A "Do-Nothing" Approach


Why allocate costs at all—aren't such costs nothing more than "funny money"? After all, someone pays "real" IT costs like hardware costs, software license fees, and programmer salaries no matter what—the choice of which organizational department or project pays is ultimately revenue-neutral.


Indeed, a "do nothing" strategy of purely centralized and non-allocated IT service costs is one option that is obviously cheaper and easier than implementing cost allocation. Of course, doing nothing hinders effective benchmarking of IT costs versus service quality and will not bring the benefits of allocation described below. However, such a strategy of not allocating IT service costs can sometimes be successful in the following instances:




  • Smaller organizations or smaller IT service organizations, where IT service costs and service levels are sufficiently visible to management for them to easily evaluate.

  • As a short-term option to study IT costs prior to implementing an allocation methodology.

  • As a question of timing, where cost allocation occurs only AFTER implementing strategic initiatives in IT that greatly affect the cost structure of IT—such as application rationalization, database rationalization, data center consolidation—or after a merger, acquisition, divestiture, or strategic shift is complete.


Flat Charges


Some organizations opt for an "absorption costing" or flat charge approach to distributing IT service costs, rather than allocations. This involves a standard flat charge for IT services for each department. This usually involves the following:




  • Cost centers are established.

  • Direct charges are made to the cost centers.

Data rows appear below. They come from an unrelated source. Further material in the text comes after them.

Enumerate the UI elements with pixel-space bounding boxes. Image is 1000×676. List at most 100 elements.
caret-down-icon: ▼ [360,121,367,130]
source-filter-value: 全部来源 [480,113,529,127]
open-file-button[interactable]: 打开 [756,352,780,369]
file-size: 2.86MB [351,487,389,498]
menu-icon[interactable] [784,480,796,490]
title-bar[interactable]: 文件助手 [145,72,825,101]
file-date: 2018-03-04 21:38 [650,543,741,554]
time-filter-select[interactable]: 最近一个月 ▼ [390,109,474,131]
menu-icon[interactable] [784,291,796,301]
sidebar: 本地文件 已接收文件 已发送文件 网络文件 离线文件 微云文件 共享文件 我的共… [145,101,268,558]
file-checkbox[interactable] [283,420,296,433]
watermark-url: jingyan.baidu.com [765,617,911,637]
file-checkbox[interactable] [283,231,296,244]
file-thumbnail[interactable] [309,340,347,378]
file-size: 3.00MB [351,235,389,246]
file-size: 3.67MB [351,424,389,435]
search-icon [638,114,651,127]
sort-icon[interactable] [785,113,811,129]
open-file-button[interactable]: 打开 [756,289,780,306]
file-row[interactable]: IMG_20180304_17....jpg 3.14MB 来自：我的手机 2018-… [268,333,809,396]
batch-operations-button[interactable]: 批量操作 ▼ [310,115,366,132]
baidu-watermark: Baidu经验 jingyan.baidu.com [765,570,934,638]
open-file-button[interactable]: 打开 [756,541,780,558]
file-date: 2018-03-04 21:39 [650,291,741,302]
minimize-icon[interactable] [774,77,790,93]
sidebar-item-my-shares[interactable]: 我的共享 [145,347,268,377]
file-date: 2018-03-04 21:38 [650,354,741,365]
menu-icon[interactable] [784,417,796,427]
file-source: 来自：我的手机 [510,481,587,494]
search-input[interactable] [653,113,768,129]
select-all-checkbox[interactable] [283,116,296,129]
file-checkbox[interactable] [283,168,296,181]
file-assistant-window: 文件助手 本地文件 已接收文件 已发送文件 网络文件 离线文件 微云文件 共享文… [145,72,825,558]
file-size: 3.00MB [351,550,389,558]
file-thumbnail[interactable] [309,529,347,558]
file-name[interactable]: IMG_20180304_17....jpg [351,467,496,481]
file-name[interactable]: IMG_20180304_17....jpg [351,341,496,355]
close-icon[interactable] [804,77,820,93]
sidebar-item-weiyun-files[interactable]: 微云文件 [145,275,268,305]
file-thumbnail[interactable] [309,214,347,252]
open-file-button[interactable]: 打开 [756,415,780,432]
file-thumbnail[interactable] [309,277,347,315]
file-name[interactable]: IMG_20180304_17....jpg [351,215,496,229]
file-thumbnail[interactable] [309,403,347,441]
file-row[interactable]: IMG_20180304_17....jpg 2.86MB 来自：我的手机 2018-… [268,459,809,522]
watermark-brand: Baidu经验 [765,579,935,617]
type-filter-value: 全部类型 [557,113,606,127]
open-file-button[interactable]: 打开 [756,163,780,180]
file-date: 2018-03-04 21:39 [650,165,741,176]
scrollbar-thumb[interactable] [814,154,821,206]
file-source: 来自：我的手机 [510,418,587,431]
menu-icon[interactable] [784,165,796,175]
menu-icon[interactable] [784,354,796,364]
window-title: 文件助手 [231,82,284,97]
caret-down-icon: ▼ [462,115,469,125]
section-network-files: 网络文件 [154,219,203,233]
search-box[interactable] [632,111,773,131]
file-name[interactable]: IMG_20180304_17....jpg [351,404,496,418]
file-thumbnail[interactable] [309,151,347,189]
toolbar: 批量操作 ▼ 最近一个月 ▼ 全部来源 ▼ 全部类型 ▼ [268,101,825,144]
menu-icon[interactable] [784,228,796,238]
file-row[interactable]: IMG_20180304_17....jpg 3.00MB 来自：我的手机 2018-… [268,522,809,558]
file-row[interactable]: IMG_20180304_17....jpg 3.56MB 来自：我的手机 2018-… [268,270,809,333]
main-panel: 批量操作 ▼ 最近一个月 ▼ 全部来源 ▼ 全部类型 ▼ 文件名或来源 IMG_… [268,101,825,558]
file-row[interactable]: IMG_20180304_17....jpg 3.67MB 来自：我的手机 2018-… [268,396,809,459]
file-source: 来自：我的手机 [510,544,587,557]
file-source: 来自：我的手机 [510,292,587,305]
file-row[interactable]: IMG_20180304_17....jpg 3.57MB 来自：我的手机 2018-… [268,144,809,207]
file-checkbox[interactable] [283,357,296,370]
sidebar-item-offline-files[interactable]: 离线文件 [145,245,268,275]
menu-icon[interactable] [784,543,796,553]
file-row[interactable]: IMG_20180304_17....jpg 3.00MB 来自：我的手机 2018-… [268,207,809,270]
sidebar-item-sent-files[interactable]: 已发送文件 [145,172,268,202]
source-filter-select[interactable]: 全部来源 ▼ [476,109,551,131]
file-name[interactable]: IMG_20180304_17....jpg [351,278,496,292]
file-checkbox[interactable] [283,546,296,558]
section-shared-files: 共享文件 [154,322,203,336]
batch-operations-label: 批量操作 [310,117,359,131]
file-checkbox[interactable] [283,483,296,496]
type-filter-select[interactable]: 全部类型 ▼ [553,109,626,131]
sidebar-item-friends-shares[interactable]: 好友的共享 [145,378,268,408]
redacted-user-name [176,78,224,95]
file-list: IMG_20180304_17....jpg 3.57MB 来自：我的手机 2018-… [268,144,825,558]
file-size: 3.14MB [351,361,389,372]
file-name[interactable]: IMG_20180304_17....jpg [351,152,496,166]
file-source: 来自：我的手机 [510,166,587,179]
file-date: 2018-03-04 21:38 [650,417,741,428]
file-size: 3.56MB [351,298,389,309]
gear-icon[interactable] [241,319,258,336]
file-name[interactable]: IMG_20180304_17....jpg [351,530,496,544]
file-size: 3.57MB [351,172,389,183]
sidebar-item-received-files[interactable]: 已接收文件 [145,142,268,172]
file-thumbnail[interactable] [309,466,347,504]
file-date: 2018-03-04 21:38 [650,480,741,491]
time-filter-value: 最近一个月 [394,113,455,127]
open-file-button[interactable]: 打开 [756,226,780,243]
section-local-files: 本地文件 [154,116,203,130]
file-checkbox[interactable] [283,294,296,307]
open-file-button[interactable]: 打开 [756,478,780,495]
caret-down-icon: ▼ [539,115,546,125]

  • Overhead and other indirect charges are distributed to the cost center on a flat charge basis.

This approach is easy, relatively inexpensive to implement, and may be appropriate in cases where there is a simple product or service range and/or a small organizational structure. However, in other cases it can be problematic because:



  • Large or highly profitable departments will pay the same for IT services as small departments. Assuming that larger departments use more IT services than smaller ones (usually the case), then this is inherently unfair, favoring the former and penalizing the latter.

  • Flat charges can provide disincentives to use essential services. If a department is under severe cost pressure, they may choose not to pay for IT services like anti-virus software, IT security programs, disaster recovery provisions, testing, and quality assurance.